GRP networks work in a similar way to Beneš network, except that each layer is a different reshuffling, known as *GRP* or sheeps-and-goats (see also TAOCP).
GRP networks are typically shallower, but the reshuffling operation is only efficient if specific instructions are available in hardware, as they can be performed in 8 cycles.
The PEXT/PDEP instructions used for the GRP reshuffling is supported by Intel starting from the Haswell architecture (released in 2013) and by AMD from the Zen 3 architecture (released in 2020).
On older AMD architectures, PEXT/PDEP is implemented in microcode and are reportedly slower.
On such machines you may want to experiment which method is faster and possibly disable calls to BMI2 with `ENV["PB_USE_BMI2"] = false`

.
Fallback operations are implemented but are typically much slower then butterfly operations.
The construction of the masks follows the algorithm in: R. Lee, Z. Shi, X. Yang, *Efficient permutation instructions for fast software cryptography*, IEEE Micro (2001); which is well explained here.

## Enhancements

Several improvements could be made.

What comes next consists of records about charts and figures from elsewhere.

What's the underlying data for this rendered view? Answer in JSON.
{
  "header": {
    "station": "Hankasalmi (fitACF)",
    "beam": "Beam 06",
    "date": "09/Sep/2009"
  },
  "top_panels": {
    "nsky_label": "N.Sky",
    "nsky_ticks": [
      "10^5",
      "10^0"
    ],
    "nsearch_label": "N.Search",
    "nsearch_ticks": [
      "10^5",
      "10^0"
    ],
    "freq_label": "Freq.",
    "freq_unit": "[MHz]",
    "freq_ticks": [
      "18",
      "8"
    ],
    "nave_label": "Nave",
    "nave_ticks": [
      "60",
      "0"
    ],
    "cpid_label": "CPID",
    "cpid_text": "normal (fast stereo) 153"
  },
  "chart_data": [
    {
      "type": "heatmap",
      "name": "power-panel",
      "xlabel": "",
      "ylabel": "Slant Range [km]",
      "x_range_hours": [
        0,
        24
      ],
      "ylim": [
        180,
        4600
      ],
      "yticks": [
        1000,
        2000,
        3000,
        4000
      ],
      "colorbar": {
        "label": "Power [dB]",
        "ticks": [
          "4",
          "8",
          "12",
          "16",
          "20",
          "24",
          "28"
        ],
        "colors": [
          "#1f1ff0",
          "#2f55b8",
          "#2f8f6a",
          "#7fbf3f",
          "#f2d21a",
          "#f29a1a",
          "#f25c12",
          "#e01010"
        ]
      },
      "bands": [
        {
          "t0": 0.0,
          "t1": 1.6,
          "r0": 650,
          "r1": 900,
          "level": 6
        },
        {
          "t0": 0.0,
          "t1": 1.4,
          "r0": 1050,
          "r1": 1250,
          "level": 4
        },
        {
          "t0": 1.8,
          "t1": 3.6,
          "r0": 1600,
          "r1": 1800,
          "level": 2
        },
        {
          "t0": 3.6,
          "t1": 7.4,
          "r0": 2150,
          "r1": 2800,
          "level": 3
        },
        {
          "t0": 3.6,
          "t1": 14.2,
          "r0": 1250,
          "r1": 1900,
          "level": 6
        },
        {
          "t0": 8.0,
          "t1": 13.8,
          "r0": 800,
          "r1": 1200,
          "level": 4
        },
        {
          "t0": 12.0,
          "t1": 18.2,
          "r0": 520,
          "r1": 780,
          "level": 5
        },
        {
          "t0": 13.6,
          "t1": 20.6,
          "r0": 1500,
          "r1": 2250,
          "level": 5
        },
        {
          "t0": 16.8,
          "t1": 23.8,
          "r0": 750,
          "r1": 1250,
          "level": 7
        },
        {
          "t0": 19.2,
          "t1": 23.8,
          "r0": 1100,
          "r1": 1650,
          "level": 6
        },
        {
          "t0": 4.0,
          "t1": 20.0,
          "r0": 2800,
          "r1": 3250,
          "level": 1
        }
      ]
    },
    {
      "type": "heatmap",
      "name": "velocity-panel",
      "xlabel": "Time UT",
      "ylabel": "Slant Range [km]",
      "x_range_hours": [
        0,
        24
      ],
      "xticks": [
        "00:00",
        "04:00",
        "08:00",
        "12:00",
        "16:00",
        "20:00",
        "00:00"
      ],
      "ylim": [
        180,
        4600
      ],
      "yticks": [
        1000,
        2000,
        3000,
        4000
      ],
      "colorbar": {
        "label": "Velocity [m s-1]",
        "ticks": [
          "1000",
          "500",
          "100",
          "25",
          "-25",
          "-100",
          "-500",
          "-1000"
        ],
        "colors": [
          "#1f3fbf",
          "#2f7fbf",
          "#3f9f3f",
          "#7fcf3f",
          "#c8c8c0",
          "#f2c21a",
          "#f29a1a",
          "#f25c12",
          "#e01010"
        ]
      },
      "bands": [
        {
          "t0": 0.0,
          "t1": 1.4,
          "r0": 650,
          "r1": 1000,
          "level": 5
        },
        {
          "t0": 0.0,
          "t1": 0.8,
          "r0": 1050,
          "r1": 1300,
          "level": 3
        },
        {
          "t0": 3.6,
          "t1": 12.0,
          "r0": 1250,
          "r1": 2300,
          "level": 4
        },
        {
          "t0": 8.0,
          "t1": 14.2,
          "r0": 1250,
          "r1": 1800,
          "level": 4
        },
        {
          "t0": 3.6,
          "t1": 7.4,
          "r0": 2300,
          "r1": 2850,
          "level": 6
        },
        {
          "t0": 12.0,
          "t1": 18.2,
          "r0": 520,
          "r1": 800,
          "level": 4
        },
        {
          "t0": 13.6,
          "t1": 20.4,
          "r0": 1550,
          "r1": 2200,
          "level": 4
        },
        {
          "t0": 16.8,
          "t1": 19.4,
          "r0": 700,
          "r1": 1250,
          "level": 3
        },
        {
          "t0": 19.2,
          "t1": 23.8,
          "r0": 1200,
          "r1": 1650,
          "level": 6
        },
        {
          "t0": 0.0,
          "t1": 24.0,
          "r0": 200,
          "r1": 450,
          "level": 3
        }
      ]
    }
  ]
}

Here I just list the first ones off the top of my head:

**Use ARM64-specific instructions**It would be nice to improve performance on ARM64 processors by exploiting intrinsics for these processors, specifically Apple silicon. In SVE there is some kind of`PEXT/PDEP`

equivalent here, as well as GRP operations, but unfortunately they don't seem to be supported by Apple. There are also some interesting possibilities described here.**Preconditioning**A simple way of reducing the depth of the network is to try cheap operations like`bitreverse`

and`bitshift`

before or after the network to try to save masks. This is what is done here.**Lookup tables**Small permutations could benefit from doing sub-permutations with a precomputed table. One could use`pext`

to extract say 8 bits at a time, look up their permutation in a table of 256 elements, and join the results with`|`

. This approach is fast but scales linearly with size, both in time and space, so it is interesting for permutations on`UInt8`

s,`UInt16`

s and possibly`UInt32`

s.**PSHUFB**The PSHUFB instruction is part of SSE3 and can perform arbitrary byte reshufflings. It could be used to compress a bunch of layers or combined with lookup tables for some very promising speedups.**Rearrangement**Finding the best possible arrangement of the stages of a Beneš network (such that the most masks are trivial) is currently done by exhaustive search. It is likely there is a better way of constructing the masks, but I am not aware of any.**Better fallbacks**Faster software fallbacks for`pext/pdep`

exist,~~like zp7~~(uses x86 intrinsics anyway).**Code refactoring**It should be possible to take a more functional approach and define a permutation as a series of transformations`T`

↦`T`

, but I'm not sure how to do that while preserving type inference and performance. This would allow for more generic algorithms and extensions.

## Compatibility

This package is compatible with Julia 1.5 and above.